Mann,
The article actually has a quid each way. The water layer may be too thick or it may be too thin, yet the probe capability was built on known physics and chemistry and there is no indication that the laws of physics are different on Mars. So the more likely explanation is that the H2O molecules do not penetrate the surface.
Facts:
We know that the probe went into regolith not permafrost/ice. That layer is hard, resisting intense scraping and rasping
We know that the permafrost remains intact with only a few centimeters of regolith protection implying extraordinary thermal inertia properties.
We know that the probe can detect minute traces of free H2O molecules and that it can find none in the regolith.
We know that the regolith was disrupted and the probe open to the atmosphere during the only measurement where water molecules were detected.
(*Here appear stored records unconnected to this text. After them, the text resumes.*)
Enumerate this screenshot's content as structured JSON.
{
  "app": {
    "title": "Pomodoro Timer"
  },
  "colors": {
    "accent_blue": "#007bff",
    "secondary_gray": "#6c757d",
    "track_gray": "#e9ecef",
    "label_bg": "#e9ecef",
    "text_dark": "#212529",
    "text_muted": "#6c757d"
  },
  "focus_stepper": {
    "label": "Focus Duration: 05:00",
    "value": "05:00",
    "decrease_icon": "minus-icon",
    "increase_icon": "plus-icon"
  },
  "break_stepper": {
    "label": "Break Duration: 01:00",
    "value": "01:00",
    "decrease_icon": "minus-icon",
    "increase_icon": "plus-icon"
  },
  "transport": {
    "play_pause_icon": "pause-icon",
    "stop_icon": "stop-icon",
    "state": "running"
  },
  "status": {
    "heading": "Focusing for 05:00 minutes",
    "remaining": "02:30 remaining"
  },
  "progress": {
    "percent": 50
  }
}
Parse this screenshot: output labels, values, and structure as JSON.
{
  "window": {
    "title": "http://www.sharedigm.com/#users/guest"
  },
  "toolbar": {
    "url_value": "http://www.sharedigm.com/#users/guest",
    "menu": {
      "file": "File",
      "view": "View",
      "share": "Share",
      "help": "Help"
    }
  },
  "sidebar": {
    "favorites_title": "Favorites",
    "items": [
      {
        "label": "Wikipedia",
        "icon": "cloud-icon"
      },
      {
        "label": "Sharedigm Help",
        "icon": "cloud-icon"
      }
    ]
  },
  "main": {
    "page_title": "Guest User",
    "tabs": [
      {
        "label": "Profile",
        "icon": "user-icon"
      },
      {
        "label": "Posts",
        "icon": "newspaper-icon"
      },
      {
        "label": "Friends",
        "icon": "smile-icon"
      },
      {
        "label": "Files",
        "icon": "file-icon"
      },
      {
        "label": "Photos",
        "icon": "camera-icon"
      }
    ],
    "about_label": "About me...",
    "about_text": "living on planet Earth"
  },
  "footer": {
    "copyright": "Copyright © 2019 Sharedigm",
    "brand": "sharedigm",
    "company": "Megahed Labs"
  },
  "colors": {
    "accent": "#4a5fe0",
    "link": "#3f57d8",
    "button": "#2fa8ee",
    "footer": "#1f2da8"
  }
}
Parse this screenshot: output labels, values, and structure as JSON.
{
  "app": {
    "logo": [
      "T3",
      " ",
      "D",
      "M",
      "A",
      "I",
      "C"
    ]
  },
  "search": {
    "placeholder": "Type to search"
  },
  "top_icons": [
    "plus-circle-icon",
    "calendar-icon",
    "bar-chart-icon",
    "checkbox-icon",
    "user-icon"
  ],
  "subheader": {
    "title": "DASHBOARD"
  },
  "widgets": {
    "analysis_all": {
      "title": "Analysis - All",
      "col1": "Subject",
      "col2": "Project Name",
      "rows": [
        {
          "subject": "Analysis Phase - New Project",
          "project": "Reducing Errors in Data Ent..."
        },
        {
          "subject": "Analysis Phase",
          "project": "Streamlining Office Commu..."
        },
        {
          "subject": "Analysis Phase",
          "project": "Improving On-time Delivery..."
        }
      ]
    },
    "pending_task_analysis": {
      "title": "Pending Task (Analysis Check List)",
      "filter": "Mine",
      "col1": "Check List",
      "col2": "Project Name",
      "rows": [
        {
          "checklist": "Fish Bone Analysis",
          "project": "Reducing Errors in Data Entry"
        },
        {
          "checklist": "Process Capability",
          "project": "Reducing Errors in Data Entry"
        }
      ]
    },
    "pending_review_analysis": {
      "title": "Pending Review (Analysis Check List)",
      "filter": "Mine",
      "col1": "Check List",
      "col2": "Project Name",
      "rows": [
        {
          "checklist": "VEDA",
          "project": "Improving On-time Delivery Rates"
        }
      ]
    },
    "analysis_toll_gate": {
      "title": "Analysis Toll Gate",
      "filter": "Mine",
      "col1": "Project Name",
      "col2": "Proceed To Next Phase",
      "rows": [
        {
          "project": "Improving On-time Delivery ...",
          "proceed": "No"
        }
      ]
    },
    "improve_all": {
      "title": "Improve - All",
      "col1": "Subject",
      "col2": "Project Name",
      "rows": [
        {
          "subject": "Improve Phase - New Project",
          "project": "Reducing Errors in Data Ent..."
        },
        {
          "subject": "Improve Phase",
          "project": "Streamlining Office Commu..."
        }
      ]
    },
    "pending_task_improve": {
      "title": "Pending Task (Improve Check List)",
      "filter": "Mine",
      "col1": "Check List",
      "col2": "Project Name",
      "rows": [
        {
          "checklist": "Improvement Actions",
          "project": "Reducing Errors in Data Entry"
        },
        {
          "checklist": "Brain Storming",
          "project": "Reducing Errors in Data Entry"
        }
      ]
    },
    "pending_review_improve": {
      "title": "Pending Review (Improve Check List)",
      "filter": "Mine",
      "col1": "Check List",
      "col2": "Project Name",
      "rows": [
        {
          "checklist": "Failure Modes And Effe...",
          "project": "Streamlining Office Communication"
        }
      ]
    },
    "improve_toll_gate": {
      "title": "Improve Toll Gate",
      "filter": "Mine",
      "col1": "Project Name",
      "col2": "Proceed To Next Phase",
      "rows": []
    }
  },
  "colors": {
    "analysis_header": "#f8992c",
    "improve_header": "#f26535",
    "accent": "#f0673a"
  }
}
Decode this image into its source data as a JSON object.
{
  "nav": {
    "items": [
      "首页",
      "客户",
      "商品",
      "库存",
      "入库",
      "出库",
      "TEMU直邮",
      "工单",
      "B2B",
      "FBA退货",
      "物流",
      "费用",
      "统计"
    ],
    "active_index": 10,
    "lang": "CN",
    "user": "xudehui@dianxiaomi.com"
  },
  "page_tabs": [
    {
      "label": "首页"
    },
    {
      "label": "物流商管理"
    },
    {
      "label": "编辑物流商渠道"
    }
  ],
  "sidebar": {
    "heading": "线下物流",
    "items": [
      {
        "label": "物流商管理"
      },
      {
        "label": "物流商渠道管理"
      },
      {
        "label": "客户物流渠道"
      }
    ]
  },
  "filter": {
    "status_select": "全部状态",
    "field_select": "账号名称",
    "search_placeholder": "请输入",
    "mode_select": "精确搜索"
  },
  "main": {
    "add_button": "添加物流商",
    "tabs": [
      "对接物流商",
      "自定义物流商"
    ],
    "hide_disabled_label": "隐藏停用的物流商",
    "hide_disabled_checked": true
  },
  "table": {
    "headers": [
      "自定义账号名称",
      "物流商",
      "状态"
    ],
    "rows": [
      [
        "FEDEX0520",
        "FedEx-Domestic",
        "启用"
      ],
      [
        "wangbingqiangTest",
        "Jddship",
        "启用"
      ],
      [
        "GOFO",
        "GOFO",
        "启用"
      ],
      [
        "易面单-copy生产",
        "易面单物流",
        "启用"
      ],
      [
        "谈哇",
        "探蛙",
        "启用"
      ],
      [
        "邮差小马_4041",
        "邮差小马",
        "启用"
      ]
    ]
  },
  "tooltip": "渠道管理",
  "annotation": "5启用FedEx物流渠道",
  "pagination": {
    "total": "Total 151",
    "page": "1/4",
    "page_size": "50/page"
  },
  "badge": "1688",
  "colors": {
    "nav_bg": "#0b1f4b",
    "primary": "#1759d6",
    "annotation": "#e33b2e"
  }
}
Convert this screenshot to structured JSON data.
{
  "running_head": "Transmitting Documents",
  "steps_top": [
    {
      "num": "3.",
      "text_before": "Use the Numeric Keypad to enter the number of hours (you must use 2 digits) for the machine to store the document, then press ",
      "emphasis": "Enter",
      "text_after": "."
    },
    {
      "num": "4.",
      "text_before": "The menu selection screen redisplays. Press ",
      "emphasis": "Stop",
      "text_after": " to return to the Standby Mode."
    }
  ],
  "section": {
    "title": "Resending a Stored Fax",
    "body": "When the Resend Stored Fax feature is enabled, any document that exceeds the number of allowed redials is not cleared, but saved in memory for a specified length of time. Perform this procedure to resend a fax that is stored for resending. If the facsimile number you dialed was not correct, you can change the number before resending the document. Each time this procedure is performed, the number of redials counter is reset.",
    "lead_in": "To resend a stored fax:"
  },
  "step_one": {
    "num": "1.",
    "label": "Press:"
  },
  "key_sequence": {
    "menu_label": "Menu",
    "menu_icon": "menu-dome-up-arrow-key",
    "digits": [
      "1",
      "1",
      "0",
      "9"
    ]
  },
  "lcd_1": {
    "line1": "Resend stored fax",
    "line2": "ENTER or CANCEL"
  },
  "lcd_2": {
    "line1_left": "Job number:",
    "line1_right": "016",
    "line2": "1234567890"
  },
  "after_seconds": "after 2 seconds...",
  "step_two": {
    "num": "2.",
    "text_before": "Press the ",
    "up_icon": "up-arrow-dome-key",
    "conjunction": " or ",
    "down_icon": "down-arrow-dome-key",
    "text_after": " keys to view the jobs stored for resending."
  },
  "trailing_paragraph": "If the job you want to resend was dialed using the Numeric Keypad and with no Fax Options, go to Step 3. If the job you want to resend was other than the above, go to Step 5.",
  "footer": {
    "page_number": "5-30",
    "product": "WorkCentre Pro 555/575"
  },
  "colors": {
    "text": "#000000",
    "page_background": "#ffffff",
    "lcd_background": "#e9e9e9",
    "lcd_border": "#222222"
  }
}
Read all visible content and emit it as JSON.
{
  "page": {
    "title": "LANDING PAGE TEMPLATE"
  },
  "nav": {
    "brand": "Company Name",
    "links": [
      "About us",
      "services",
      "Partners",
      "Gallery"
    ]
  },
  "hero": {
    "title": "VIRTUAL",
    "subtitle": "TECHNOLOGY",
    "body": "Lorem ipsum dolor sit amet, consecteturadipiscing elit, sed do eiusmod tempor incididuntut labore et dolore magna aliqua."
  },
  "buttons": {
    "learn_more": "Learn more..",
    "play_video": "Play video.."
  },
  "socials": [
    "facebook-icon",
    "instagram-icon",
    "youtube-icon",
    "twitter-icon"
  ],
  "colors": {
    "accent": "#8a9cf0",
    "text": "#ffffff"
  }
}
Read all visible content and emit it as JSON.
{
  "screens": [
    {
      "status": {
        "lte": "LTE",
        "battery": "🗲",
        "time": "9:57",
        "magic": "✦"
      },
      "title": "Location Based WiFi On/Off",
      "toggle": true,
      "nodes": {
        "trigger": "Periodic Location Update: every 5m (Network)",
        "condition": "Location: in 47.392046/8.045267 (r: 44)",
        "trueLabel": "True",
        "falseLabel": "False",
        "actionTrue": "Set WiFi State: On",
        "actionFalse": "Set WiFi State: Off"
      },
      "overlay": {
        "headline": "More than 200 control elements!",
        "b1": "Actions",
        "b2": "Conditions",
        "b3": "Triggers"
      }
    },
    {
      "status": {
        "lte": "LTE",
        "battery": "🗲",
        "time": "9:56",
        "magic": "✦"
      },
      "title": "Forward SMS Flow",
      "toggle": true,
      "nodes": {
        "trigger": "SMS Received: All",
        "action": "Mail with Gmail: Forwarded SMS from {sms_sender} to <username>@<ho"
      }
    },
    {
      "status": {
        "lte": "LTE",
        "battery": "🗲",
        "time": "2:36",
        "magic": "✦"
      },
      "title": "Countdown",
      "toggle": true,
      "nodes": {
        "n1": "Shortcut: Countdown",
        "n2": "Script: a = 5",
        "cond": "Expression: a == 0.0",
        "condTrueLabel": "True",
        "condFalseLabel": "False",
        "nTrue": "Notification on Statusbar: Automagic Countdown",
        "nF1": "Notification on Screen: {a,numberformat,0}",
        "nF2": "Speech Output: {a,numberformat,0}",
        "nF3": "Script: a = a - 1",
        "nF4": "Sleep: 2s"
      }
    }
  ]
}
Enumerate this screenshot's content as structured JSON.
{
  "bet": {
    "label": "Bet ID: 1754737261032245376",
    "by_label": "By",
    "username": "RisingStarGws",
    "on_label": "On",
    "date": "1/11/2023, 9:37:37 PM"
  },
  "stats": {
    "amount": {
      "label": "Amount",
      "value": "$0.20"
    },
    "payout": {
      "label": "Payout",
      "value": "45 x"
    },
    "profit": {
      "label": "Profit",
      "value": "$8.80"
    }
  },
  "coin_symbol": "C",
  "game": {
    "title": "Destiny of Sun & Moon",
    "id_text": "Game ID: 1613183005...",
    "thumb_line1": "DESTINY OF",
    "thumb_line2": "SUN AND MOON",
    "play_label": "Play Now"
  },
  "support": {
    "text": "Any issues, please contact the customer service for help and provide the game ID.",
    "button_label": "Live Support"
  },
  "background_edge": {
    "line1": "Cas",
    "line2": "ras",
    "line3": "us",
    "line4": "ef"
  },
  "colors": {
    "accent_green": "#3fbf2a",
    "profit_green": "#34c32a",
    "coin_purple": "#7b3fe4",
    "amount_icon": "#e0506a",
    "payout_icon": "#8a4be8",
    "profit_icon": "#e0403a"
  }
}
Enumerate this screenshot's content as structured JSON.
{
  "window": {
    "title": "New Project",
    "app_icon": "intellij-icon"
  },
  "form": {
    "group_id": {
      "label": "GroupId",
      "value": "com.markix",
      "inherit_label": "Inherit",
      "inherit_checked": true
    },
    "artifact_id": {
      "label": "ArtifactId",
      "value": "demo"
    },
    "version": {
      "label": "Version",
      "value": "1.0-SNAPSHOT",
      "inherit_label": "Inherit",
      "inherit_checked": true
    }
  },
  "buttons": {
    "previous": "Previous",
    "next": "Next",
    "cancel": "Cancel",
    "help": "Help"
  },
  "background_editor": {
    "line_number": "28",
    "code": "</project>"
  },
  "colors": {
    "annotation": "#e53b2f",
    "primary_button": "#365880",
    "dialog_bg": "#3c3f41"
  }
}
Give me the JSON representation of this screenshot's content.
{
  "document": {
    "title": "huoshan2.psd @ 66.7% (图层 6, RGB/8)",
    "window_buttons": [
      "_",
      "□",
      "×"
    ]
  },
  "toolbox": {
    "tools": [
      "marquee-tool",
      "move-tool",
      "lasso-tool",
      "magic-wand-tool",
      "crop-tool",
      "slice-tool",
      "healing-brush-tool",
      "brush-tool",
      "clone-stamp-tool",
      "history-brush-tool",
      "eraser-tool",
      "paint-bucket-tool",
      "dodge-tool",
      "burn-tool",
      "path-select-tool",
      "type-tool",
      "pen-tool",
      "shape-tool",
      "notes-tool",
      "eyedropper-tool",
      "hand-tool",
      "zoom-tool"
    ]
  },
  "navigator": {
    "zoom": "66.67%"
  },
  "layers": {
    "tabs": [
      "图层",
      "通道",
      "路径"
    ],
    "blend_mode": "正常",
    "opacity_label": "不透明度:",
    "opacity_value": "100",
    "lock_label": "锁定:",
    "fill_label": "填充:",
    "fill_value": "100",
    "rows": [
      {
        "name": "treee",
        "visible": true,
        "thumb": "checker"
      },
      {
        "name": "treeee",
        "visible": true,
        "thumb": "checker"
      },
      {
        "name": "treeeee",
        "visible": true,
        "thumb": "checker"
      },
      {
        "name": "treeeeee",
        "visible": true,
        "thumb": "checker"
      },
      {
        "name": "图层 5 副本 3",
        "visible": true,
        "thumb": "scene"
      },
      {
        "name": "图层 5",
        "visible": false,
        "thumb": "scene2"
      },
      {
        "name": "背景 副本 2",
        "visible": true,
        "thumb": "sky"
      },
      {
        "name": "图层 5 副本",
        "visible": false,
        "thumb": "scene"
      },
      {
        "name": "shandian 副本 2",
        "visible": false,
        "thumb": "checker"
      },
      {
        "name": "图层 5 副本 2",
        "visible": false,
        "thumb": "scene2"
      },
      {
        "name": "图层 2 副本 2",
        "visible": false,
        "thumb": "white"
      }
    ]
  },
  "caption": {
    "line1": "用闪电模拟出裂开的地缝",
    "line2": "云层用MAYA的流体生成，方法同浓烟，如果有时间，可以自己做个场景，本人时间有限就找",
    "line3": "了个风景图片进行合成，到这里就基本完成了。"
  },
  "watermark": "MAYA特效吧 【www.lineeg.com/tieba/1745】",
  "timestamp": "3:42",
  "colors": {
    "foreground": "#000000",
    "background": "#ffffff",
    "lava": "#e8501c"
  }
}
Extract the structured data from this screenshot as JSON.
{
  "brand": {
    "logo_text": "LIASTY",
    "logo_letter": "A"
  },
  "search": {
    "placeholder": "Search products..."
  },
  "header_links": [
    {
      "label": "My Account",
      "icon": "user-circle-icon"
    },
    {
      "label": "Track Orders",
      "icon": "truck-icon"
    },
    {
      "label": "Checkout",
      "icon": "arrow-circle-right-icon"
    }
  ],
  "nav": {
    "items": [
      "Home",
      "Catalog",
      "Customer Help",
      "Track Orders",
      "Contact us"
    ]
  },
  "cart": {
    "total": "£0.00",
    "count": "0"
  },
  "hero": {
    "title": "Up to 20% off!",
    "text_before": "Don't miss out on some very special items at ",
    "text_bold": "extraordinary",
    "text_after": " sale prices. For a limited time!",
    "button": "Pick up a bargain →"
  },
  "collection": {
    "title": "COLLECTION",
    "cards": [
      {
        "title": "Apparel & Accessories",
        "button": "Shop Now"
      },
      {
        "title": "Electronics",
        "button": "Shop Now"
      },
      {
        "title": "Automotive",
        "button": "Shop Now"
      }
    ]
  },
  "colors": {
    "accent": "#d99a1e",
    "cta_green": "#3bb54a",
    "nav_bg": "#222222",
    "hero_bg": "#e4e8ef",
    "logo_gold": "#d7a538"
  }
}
I am sure that they will have spread the probe times to encompass the daily spread. And Mario's experiment although an innovative approach that he should take a bow for is as an analogy, like putting a 10 gram weight on a shipping container weighbridge and claiming that since it did not register it must be weightless.
The absolute dryness of the regolith is an unexpected finding and an incredibly important outcome. (dryness in this context being a relative term as their expectations of molecule thick films would have been classified as waterless in any other context). But this lack of any H2O molecules obviously makes some people uncomfortable and confirmation bias rears its head yet again.